The Phillies are expected to annouce a new affiliation with Allentown to house their Triple-A team, thus ending their affiliation with Scranton/Wilkes-Barre after nearly 20 years, the Philadelphia Daily News has reported. A recently-approved stadium in Allentown is scheduled to be completed by 2007.
I’ve said for years that a well-run, affiliated baseball team in the Lehigh Valley would be tremendously successful. The new team will draw patrons in Allentown east to Bethlehem, Easton and Phillipsburg, N.J. It will extend south to Quakertown, Downingtown and Landsdale, and north to Lehighton and Jim Thorpe. To the west, it could pluck a few bodies from Kutztown, Topton and Fleetwood. I know one family with high K-Town political clout that will travel the 20 minutes more than once.
The new Allentown team is a shoe-in for success, but the key isn’t the volume of cities and towns in close proximity, but the rich suburban families that glue these areas together. My sense is the most dollars will flow in from patrons of nearby Parkland and Emmaus School Districts, with sports-crazed children, soccer moms, and most importantly, luxury SUVs.
That’s as much business as I want to get into. What I'm hoping for, as a baseball junky, is the cultivation of a better baseball experience than what's offered at Reading or anywhere else in close proximity. Reading is a model business and a community blessing, but not necessarily an ideal place to take in the baseball game. Because of the limitations of FirstEngery Stadium, an old municipal park, it's hard to follow the action if you aren’t seated in a section behind home plate. The bleachers down the first and third-base lines tend to drift off into oblivion. In a three-hour ballgame, some of the best action is when the staff interns whip t-shirts into the crowd with a giant slingshot. It’s easy to get distracted, but the lure of Double-A will always draw me in. This is my favorite level of the minor leagues.
Allentown is owned by Grace Baseball Company, operated by Reading Phillies owner Craig Stein and Trenton Thunder (AA, Yankees) president and managing partner Joe Finley, who entered into a 29-year lease agreement with Lehigh County back in October. Grace also owns Lakewood, the Phillies Low-A affiliate.

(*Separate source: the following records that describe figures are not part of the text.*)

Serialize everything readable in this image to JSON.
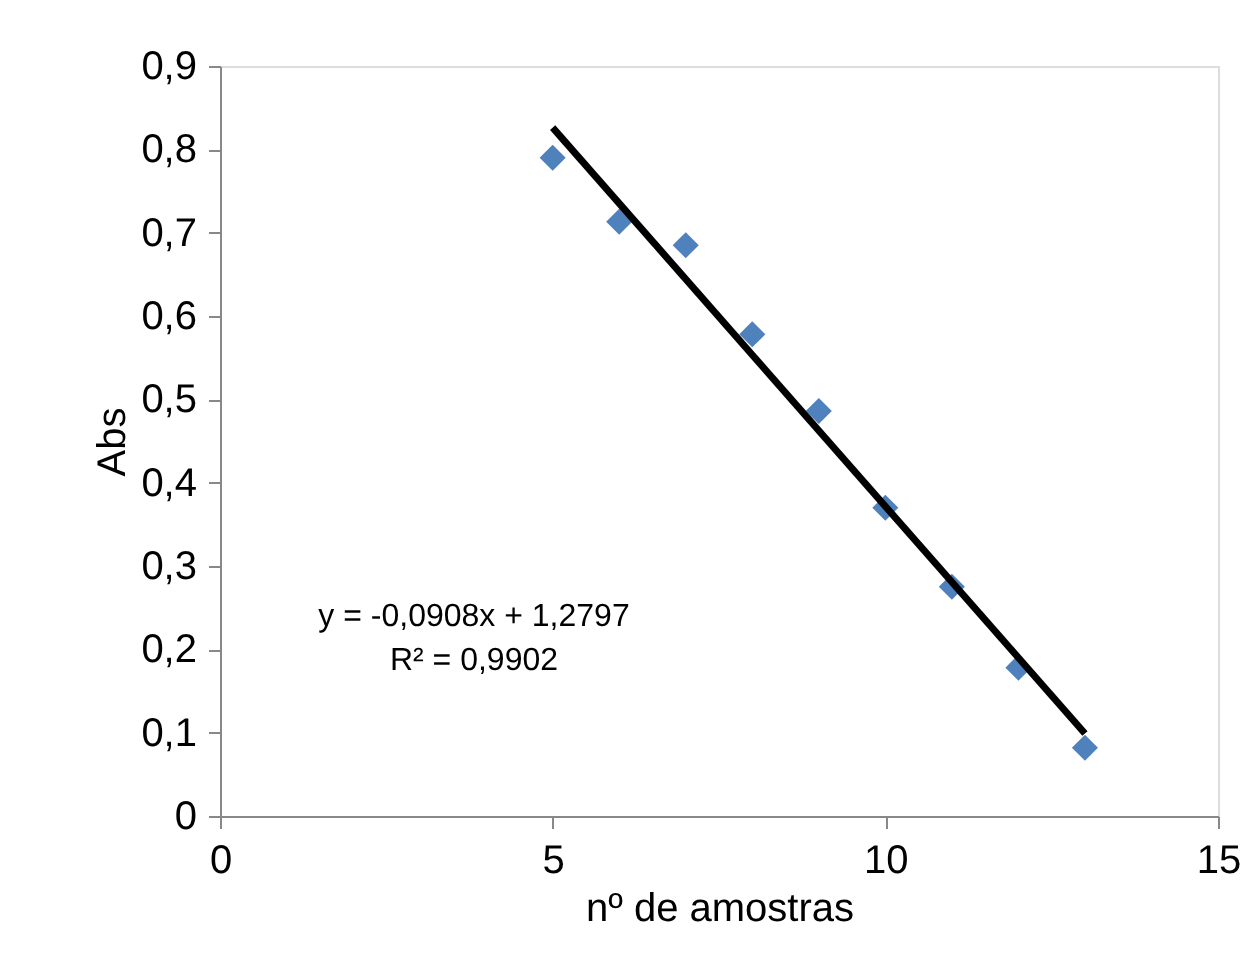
{
  "chart_data": {
    "type": "scatter",
    "xlabel": "nº de amostras",
    "ylabel": "Abs",
    "x": [
      5,
      6,
      7,
      8,
      9,
      10,
      11,
      12,
      13
    ],
    "series": [
      {
        "color": "#4f81bd",
        "marker": "diamond",
        "values": [
          0.79,
          0.713,
          0.685,
          0.578,
          0.486,
          0.37,
          0.275,
          0.178,
          0.082
        ]
      },
      {
        "type": "line",
        "color": "#000000",
        "x": [
          5,
          13
        ],
        "values": [
          0.826,
          0.099
        ],
        "line_style": "solid"
      }
    ],
    "xlim": [
      0,
      15
    ],
    "xticks": [
      0,
      5,
      10,
      15
    ],
    "ylim": [
      0,
      0.9
    ],
    "yticks": [
      0,
      {
        "value": 0.1,
        "label": "0,1"
      },
      {
        "value": 0.2,
        "label": "0,2"
      },
      {
        "value": 0.3,
        "label": "0,3"
      },
      {
        "value": 0.4,
        "label": "0,4"
      },
      {
        "value": 0.5,
        "label": "0,5"
      },
      {
        "value": 0.6,
        "label": "0,6"
      },
      {
        "value": 0.7,
        "label": "0,7"
      },
      {
        "value": 0.8,
        "label": "0,8"
      },
      {
        "value": 0.9,
        "label": "0,9"
      }
    ],
    "annotations": [
      "y = -0,0908x + 1,2797",
      "R² = 0,9902"
    ],
    "grid": false
  }
}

In November, Trenton was named the best minor league organization in the nation, earning the John H. Johnson President’s Trophy which is given annually to the most outstanding franchise in Minor League Baseball that best exemplifies the complete Minor League Baseball organization.
Trenton’s stadium is best described as "retro-new," with a wide-open concourse and seats that hug the action. I suspect the new stadium will be similarly engineered. It will be a tremendous upgrade over Lackawanna County Stadium, its unnatural forest-green astroturf and steep, tumble-to-your-death seating.
With Allentown, Reading and Philadelphia, all in a tight, natural circle, Phillies fans definitely have options for their summer nights. On the field, it's a positive change for a minor league system in need of fresh air.